AS THE SOLE LISTED AUTHOR OF THIS TEXT, I would be negligent if I did not make it absolutely clear that it is the result of a community effort on many levels. The folks listed below all deserve the lion’s share of the credit for this work; any errors and shortcoming I claim only for myself.

This book was initiated over the course of a couple of years by the persistent encouragement of Greg Payne at the ASM Press. Once started, Ken April, Production Manager, and John Bell, Senior Production Editor, at the ASM Press made this book happen. Special thanks are also owed to the book’s interior and cover designer, Susan Brown Schmidler; Dianna Logan and Peggy Rupp at Dedicated Book Services, Clarinda, Iowa, who assembled this high-quality book from a collection of text files and images; Lindsay Williams, the diligent ASM Press Editorial and Rights Coordinator, who shepherded permissions; and the art renderer, Tom Webster of Lineworks, Inc., who created professional illustrations from what were, in some cases, little more than vague sketches.

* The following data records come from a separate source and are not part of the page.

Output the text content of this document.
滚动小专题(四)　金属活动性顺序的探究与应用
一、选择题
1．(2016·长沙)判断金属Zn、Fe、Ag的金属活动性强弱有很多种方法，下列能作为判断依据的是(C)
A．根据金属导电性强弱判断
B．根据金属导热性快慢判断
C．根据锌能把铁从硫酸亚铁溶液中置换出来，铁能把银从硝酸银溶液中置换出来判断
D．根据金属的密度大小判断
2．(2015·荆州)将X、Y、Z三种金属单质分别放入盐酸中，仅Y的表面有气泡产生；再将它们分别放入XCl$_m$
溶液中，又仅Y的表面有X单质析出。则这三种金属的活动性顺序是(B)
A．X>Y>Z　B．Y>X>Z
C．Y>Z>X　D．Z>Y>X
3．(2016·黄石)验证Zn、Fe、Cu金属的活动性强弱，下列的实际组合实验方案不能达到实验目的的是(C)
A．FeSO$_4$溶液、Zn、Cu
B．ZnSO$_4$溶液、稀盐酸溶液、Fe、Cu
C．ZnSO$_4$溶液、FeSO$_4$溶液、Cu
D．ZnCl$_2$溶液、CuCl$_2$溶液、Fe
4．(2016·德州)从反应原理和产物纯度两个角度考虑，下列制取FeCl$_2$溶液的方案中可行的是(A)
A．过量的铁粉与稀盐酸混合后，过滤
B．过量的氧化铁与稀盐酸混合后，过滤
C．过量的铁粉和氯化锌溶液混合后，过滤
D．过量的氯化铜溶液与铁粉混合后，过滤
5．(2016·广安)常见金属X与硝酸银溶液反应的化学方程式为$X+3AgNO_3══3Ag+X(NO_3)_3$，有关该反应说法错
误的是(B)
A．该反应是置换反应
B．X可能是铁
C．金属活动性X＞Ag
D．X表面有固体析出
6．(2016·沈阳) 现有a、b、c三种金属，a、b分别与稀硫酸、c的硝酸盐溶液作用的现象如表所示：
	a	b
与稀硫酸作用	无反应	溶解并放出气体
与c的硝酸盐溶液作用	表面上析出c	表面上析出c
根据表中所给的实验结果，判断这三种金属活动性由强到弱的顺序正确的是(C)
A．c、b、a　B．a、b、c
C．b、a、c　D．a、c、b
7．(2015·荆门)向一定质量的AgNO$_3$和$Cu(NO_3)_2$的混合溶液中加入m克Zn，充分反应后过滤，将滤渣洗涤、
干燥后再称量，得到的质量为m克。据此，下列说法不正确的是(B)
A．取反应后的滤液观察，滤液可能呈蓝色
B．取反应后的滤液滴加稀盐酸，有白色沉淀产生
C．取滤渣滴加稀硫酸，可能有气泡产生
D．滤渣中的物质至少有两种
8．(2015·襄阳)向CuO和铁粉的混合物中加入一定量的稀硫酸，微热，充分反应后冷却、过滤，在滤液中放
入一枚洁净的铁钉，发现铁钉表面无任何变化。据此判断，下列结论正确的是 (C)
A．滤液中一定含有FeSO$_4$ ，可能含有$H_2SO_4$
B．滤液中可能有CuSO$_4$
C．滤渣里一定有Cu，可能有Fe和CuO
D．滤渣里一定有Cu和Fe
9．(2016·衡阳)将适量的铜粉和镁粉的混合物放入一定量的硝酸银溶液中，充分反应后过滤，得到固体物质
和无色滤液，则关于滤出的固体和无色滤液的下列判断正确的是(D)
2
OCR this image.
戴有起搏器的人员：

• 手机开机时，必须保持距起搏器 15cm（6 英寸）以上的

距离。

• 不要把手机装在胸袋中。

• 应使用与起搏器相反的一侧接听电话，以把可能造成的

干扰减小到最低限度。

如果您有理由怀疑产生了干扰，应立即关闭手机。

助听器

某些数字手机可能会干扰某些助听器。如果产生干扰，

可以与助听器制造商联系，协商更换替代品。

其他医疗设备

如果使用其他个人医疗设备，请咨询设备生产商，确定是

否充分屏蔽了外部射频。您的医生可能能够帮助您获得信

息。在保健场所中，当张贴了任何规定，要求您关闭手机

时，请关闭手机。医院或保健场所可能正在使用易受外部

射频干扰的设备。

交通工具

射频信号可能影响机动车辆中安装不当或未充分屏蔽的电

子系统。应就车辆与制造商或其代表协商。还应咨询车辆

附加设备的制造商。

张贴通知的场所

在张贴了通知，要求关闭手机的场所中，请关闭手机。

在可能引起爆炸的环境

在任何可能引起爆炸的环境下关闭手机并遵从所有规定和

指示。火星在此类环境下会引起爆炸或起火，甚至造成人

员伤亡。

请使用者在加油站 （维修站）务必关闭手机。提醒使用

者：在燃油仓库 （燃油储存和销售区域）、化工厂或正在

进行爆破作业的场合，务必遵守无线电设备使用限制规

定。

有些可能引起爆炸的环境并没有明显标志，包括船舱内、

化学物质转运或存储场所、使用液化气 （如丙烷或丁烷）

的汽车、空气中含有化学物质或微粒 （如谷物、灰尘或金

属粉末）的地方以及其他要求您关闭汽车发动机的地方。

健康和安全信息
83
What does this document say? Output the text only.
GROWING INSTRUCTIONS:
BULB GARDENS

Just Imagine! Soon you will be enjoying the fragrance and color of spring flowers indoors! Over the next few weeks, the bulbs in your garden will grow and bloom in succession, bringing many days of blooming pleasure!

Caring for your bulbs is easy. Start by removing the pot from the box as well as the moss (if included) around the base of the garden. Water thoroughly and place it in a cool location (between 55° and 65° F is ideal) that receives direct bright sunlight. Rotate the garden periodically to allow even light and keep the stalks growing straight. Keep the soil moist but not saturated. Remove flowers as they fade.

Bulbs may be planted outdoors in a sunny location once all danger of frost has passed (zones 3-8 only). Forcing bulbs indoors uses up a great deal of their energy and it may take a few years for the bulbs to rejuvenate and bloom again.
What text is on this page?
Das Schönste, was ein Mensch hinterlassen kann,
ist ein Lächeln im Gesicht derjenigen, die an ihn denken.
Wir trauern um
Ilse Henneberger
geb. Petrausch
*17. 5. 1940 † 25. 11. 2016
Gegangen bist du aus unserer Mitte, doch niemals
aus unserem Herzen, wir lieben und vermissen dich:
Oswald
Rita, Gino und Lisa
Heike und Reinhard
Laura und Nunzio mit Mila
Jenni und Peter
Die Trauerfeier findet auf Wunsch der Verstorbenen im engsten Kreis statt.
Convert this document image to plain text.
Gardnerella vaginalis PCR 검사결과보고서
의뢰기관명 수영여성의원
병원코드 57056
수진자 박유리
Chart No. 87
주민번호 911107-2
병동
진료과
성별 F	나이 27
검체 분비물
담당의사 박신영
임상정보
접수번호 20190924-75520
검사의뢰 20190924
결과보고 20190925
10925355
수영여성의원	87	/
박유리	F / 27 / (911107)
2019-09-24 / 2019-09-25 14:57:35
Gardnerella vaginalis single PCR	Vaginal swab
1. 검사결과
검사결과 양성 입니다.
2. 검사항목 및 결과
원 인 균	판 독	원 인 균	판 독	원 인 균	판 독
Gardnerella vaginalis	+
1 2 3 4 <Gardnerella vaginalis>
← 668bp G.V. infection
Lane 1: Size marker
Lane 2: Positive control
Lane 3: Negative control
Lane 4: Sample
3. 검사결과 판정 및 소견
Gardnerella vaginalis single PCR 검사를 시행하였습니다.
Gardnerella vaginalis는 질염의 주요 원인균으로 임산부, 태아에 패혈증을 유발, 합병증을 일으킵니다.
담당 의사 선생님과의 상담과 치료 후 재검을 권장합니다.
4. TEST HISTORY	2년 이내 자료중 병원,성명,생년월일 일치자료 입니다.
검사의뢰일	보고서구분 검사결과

This text is based on a course I was hired (in part) to develop and teach in the Department of Microbiology at North Carolina State University. The success of this course is owed to those who recognized its importance before my arrival and encouraged and fostered its development afterwards—especially Leo Parks, Hosni Hassan, and Gerry Luginbuhl, but also the entire faculty of the department.

This book, and the phylogenetic perspective on which it is based, owes everything to Carl Woese, the intellectual father of modern microbiology. The course on which this text is based has its origin not just in Carl’s work generally but also very specifically in his fabulously important review article from 1987 (Woese CR. 1987. Bacterial evolution. Microbiol Rev 51:221–271). The importance and utility of the phylogenetic perspective have no better advocate than my postdoctoral mentor, Norm Pace, for whom no amount of thanks can suffice for his mentorship over the years.

Enormous credit goes to those who captured the images of organisms used in this text. A picture is worth at least a thousand words. Photo credits are given with the images, but special thanks are warranted to a few who provided numerous images well beyond anything for which I had the right to ask: Michael Thomm and Reinhard Rachel, John Fuerst and Margaret Lindsay, and D. J. Patterson. A special thanks also goes to Howard Spero for allowing us to use his spectacular image of G. bulloides on the cover of this text.

This book also owes its existence to another James W. Brown, my father, for his patient yet persistent encouragement, and to my mother, Phyllis Brown, who nurtured my scientific interests from the earliest possible age. Finally, and most importantly, I am forever grateful for the encouragement and patience of my wife, colleague, and collaborator, Melanie Lee-Brown.